Under the rules, selling a flavored vape product, excluding tobacco flavor, could result in a misdemeanor charge, punishable by a $200 fine and up to six months in jail. While the ban is only effective for 180 days, it can be extended another six months under the emergency rules.

“Today is the day that a lot of (vape business owners) are packing trucks to move their product out of the state,” said Andrea Bitely, spokeswoman for the Defend MI Rights Coalition, a group of around 12 actors against the ban in Michigan, including affected businesses and associations. “There are approximately 700 vape stores in the state … Each of them is, right now, figuring out what is next for them.”

Plans vary, from businesses facing closure to those partnering with vape enterprises in neighboring states to offload their products, Bitely said. The coalition has said the ban would effectively close hundreds of businesses.

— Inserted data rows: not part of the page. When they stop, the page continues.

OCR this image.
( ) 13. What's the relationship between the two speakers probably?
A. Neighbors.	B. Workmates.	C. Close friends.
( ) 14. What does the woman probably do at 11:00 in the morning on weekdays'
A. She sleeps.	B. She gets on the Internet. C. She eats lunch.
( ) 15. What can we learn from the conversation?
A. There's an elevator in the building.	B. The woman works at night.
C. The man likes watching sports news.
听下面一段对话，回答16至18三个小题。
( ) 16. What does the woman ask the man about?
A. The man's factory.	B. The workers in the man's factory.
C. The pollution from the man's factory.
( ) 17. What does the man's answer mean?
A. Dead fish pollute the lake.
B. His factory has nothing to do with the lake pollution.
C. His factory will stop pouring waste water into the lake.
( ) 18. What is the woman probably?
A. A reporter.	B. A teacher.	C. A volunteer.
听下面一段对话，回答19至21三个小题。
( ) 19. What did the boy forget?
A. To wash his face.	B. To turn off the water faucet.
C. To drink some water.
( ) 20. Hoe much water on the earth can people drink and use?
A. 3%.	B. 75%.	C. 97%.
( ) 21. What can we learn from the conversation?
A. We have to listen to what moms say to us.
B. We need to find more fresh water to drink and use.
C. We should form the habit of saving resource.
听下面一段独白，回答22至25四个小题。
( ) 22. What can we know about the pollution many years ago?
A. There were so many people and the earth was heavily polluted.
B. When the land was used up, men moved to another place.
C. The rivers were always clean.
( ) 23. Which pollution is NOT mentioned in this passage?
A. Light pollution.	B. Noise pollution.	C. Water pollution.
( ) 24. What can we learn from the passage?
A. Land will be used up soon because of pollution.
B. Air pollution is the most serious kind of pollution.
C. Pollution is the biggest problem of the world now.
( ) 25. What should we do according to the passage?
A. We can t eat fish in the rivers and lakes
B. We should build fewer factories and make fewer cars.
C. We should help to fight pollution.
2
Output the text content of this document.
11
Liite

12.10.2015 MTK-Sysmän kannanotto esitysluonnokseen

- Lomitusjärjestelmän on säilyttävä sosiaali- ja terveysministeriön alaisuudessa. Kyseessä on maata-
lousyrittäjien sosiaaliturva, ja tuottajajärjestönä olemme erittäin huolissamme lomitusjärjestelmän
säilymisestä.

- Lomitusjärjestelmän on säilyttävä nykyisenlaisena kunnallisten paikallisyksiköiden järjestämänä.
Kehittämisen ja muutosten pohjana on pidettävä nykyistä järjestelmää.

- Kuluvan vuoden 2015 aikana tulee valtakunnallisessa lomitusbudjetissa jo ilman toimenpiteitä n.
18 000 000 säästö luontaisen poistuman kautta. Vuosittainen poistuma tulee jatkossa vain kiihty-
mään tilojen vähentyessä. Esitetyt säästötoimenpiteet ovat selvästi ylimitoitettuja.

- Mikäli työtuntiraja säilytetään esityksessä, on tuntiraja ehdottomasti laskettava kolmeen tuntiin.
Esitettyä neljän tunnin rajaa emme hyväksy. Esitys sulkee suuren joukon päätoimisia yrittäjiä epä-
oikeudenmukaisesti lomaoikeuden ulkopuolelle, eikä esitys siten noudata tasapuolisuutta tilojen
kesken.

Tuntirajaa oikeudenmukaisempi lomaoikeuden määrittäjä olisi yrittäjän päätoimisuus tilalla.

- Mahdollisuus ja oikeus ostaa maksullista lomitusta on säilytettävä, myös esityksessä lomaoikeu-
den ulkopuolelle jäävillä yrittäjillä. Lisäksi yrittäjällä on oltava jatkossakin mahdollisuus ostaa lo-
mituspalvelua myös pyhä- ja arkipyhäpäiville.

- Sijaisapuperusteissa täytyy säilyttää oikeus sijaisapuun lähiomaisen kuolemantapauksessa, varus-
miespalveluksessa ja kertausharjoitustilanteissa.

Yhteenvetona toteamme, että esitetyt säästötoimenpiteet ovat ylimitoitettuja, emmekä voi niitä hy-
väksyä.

Joost Vapor, a vaping liquid manufacturer and retailer with corporate offices in Wyoming, Mich.,packed up two 26-foot trucks to transport between $2 million and $3 million of its products out of Michigan before the ban takes effect, Michael Ames, chief administrative and compliance officer, said in an email.

“We have a partner in the Chicago area that is willing to hold our product for resale out of the state so we may comply with the emergency rules,” Ames said in the email. “Rather than risk the criminal penalties, we have found this is the only viable option for us within the timeline granted.”

Joost Vapor employs 100 people across around 17 locations. As of now, the company expects to close five locations and reduce its manufacturing, cutting 20-30 employees. Asked about future plans and whether Joost will close, Ames said in the email that “long term outlook at this current time does not look viable.”